Consider, for example, U.S. Sarbanes-Oxley Act of 2002 compliance requirements related to financial reporting controls. Organizations complying with the act have identified important controls and most likely have added controls over time. However, they may not have reassessed the number of controls tested, resulting in some unnecessary testing activity. Some organizations that have taken risk-centric approaches to internal control, rather than control-centric approaches, have cut their control testing in half without jeopardizing the assurance management needs to assess internal controls. Many are using the reassessment to consider whether or not audit and control efficiencies can be gained through automation of controls and a commitment to ongoing control monitoring.
Strategic Leadership for Internal Audit
Internal auditors are often viewed as the control experts in organizations. The updated COSO framework provides a springboard to take that leadership a step further.
A growing body of research finds that organizations with better internal controls perform better, reduce uncertainty about earnings, and enjoy higher stock prices. Internal auditing should provide leadership in implementing the principles in the updated framework by:
- Expanding internal audit coverage to include compliance and operations objectives.
- Working with the controller’s department and organizational process owners to evaluate controls by implementing a risk-centric approach to identify the need for controls as well as any potential control overlap.

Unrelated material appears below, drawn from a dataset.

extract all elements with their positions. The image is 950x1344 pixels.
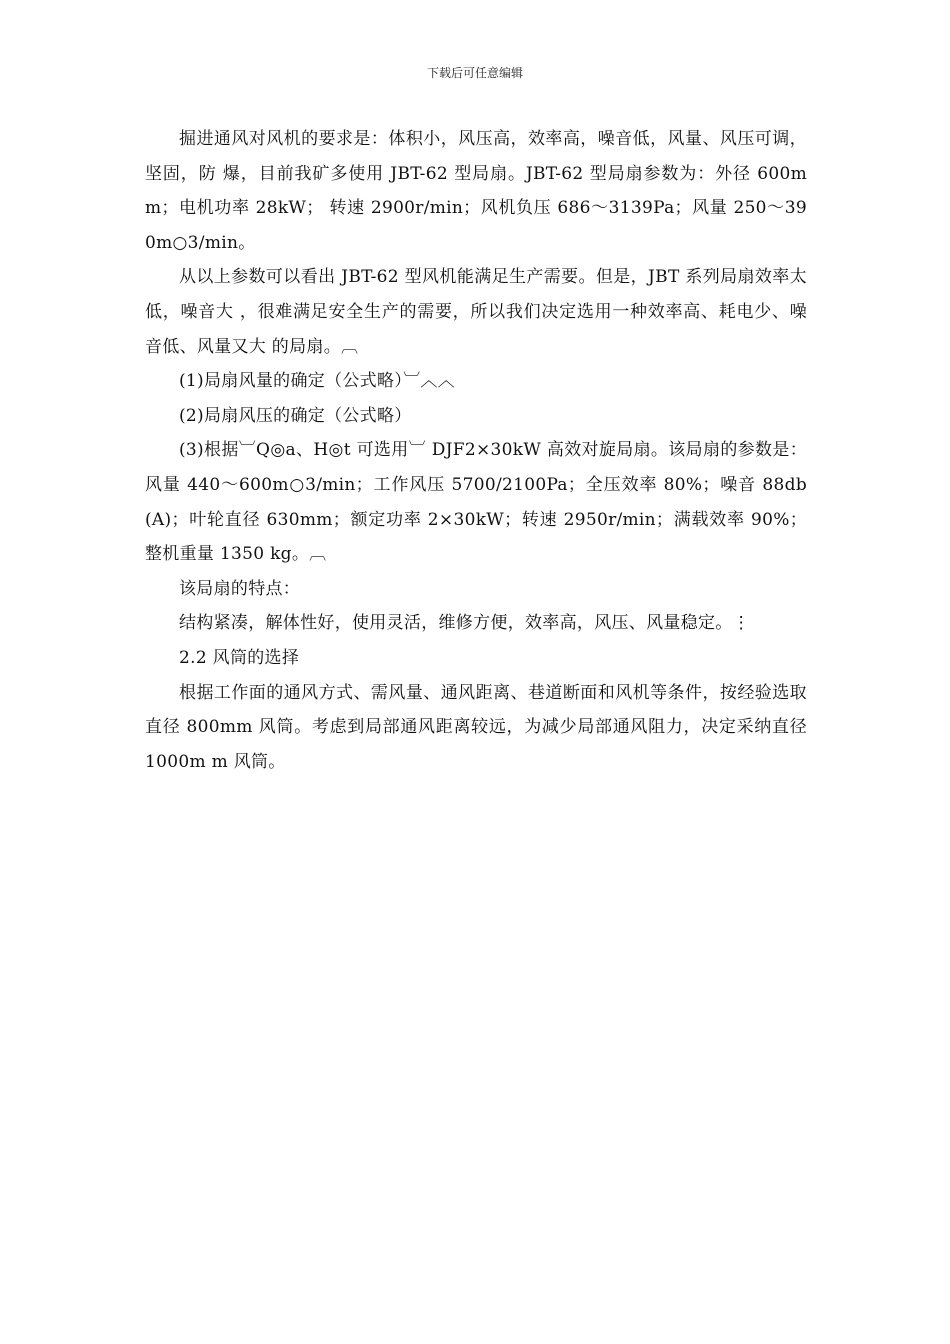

- Taking a leadership role in understanding the key features and principles underlying the updated framework and communicating them to management, process owners, and the audit committee.
- Developing an audit plan regarding internal controls — with specific objectives, strategies, and measurable goals — and presenting it to senior management and the audit committee for discussion.
An implicit theme runs throughout the revised framework: Organizations need internal audit leadership to leverage COSO 2013’s significant advantages. Internal audit should take a leadership role, whether it is in training, independent assessments, or consultive activities to help ensure organizations receive optimal value from the framework. Internal audit participation is key to successful application of COSO 2013 and to helping all areas across the enterprise realize its many benefits.